Sen. Jeff Flake, R-Ariz., announced Tuesday that he was planning to file legislation aimed at forcing federal agencies to upload required information about infractions into the National Instant Criminal Background Check System (NICS), and incentivizing state governments to do the same.
Weinstein’s effort failed
The disgraced movie mogul Harvey Weinstein used a web of private detectives, lawyers and even undercover former Mossad agents in a failed effort to stop The New York Times and The New Yorker from publishing their investigations in October into allegations of sexual harassment and assault against him.
The undertaking, detailed in a report on The New Yorker’s website, included the use of an agent who posed as a women’s rights advocate to befriend and spy on one accuser.

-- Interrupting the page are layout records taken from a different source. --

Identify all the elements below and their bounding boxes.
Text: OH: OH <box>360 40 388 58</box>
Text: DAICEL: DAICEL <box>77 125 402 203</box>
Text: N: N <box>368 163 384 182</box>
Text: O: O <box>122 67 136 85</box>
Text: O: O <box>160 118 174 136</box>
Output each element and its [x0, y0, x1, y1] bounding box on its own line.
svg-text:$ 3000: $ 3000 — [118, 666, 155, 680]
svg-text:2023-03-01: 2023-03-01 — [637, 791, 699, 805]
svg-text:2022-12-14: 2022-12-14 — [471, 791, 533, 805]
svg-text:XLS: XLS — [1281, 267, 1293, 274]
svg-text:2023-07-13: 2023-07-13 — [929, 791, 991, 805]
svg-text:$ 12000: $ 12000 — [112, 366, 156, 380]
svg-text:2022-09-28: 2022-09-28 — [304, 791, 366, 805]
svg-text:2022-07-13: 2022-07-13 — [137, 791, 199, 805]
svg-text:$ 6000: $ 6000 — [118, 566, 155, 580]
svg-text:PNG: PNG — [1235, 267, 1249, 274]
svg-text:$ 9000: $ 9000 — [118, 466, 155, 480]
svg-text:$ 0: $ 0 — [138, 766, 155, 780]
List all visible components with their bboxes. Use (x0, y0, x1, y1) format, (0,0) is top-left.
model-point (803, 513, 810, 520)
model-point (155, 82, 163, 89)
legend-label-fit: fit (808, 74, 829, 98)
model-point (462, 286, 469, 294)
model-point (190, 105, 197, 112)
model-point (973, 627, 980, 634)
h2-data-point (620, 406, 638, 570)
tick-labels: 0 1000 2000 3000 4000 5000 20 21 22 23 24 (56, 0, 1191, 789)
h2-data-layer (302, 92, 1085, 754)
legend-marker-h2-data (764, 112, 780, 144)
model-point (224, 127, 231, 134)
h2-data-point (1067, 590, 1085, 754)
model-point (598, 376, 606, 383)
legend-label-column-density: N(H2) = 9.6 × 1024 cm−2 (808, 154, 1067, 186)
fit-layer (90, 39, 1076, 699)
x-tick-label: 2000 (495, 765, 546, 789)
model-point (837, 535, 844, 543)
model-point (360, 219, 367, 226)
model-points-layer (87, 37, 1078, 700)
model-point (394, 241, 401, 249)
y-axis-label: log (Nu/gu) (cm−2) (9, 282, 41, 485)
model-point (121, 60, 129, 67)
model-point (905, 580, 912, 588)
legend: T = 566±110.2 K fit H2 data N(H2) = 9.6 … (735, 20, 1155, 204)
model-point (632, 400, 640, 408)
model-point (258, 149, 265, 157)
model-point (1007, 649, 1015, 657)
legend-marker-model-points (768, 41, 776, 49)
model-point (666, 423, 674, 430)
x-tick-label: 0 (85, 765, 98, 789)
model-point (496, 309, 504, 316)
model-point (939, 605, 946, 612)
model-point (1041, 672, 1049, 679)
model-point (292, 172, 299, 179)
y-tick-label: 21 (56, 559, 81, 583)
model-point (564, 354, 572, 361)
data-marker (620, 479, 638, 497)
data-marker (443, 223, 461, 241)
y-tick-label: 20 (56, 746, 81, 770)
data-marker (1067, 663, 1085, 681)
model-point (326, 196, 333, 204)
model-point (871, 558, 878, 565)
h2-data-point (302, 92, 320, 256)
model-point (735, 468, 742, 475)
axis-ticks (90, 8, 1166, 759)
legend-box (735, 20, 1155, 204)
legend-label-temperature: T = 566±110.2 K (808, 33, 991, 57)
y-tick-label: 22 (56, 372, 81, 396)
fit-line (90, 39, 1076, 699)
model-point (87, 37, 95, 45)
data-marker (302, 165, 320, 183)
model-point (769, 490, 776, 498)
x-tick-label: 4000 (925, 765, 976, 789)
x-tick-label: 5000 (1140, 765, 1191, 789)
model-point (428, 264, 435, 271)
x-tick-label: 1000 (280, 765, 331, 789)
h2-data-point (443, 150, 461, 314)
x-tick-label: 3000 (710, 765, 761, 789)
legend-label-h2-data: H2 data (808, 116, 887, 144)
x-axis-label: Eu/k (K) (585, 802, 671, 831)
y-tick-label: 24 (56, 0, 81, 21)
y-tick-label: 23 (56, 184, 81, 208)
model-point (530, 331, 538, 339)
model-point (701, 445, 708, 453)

A contract with one of at least three private investigation firms that Mr. Weinstein employed, Black Cube, had as its signatory a Weinstein lawyer, David Boies, a Democratic Party stalwart.
Mr. Boies’ firm, Boies Schiller Flexner L.L.P., has provided The Times with outside legal counsel in three legal matters over the past 10 years. The newspaper released a stern statement on Monday night about Mr. Boies’ involvement in the effort to undermine its reporting and its reporters.
Aide met Russians
WASHINGTON— Former Trump campaign foreign policy adviser Carter Page told congressional investigators that he spoke privately with Russia’s deputy prime minister and several legislators during a campaign-approved trip to Moscow in July 2016.
During seven hours of closed-door testimony to the House Intelligence Committee on Nov. 2, Mr. Page contradicted his previous public denials of any meetings with Russian government officials. He also urged the campaign to send Donald Trump to Moscow instead of him to “raise the temperature a little bit,” according to an email obtained by the committee.